I posit that this check is no longer important due to the following reasons:
UTF-7 is only rendered by IE 11 in very limited conditions, which has nothing to do with 'mistmatched mimetypes'
UTF-16 encoded attack strings will still be interpreted regardless of whether the charset is set or not (provided the attack string is injected at the beginning of the document)
Browsers no longer (or maybe never did) 'switch' encoding if the charsets mismatch
This check identifies responses where the HTTP Content-Type header declares a charset different from the charset defined by the body of the HTML or XML. When there’s a charset mismatch between the HTTP header and content body Web browsers can be forced into an undesirable content-sniffing mode to determine the content’s correct character set.
An attacker could manipulate content on the page to be interpreted in an encoding of their choice. For example, if an attacker can control content at the beginning of the page, they could inject script using UTF-7 encoded text and manipulate some browsers into interpreting that text.
This check was written many years ago, before various browser security enhancements. The below line is actually wrong:
When there’s a charset mismatch between the HTTP header and content body Web browsers can be forced into an undesirable content-sniffing mode to determine the content’s correct character set.
It has nothing to do with mismatch, but more of where the encoded injected data ends up. Every browser tested will not 'switch' encoding, after it detects the encoding type in the first few bytes. You need to be able to inject into the very first byte location of a response for an attack string to be interpreted as the encoded attack string.
This is true regardless if a Content-Type: text/html; charset=... value is set (Except IE 11)! Even by properly setting a charset type in the Content-Type header, if given UTF-16 text at the beginning of the document, the browser will still interpret it as UTF-16. The only exception I could find was IE 11, which validates that the document is the proper encoding type when the charset value is set in the Content-Type header.
For example, if an attacker can control content at the beginning of the page, they could inject script using UTF-7 encoded text and manipulate some browsers into interpreting that text.
UTF-7 was only really exploitable against IE9 and IE11. While UTF-7 is still supported by IE 11 today, it will only be rendered if the Content-Type: text/html; charset=UTF-7 header is set, or the <meta charset=UTF-7> element is set.

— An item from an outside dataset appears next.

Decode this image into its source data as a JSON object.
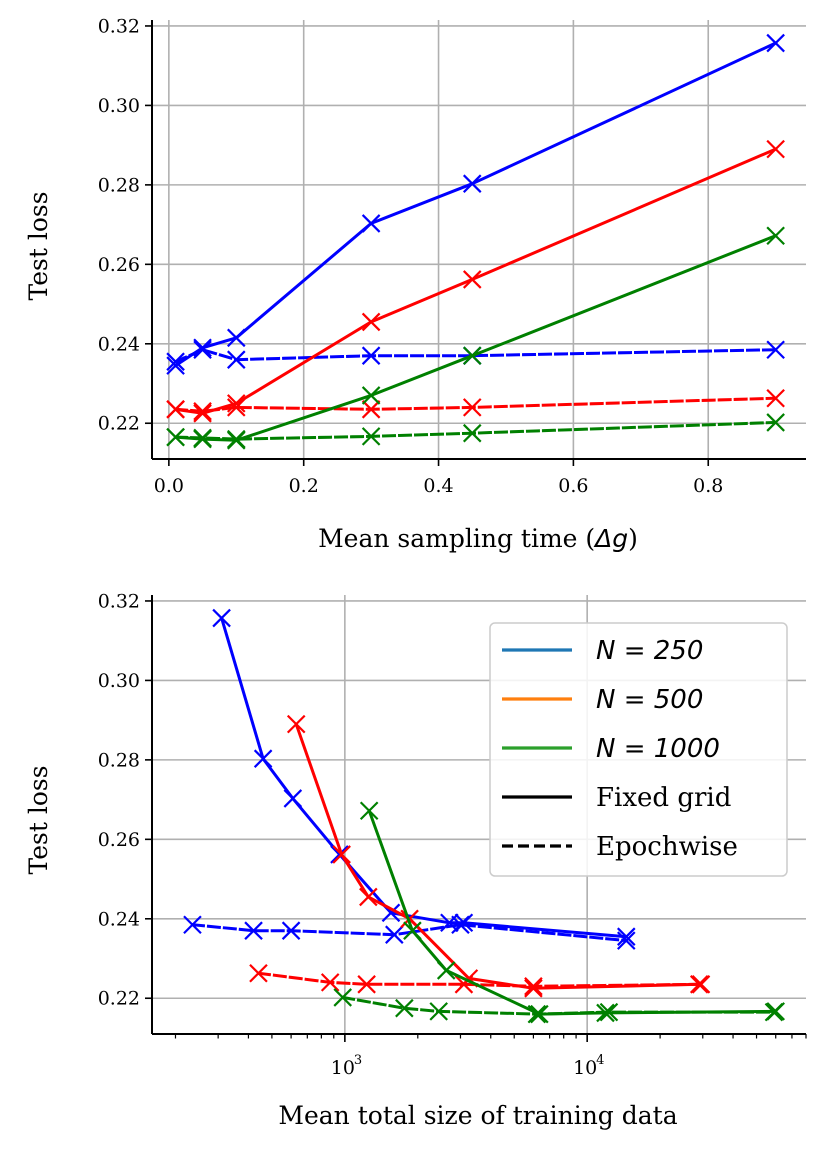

However, UTF-16BE/LE encodings can still potientially be used to bypass XSS filters, but again, the charset has little bearing on this, compared to where the injected encoded string ends up being returned.
@idawson This makes a lot of sense to me. I'm fine with not implementing it. Now I just have to decide what to do with ones that we aren't implementing, even as a second pass to get less important checks. I'd like for this epic to just contain checks that we are implementing or, if they are closed, we have implemented. I think that I'll move it to a different epic for deprecated passive checks and close it there.
@derekferguson I updated the epic to a new one I created, and closed the issue so that we can better track the remaining work. Please feel free to update labels/epics if you want to categorize differently.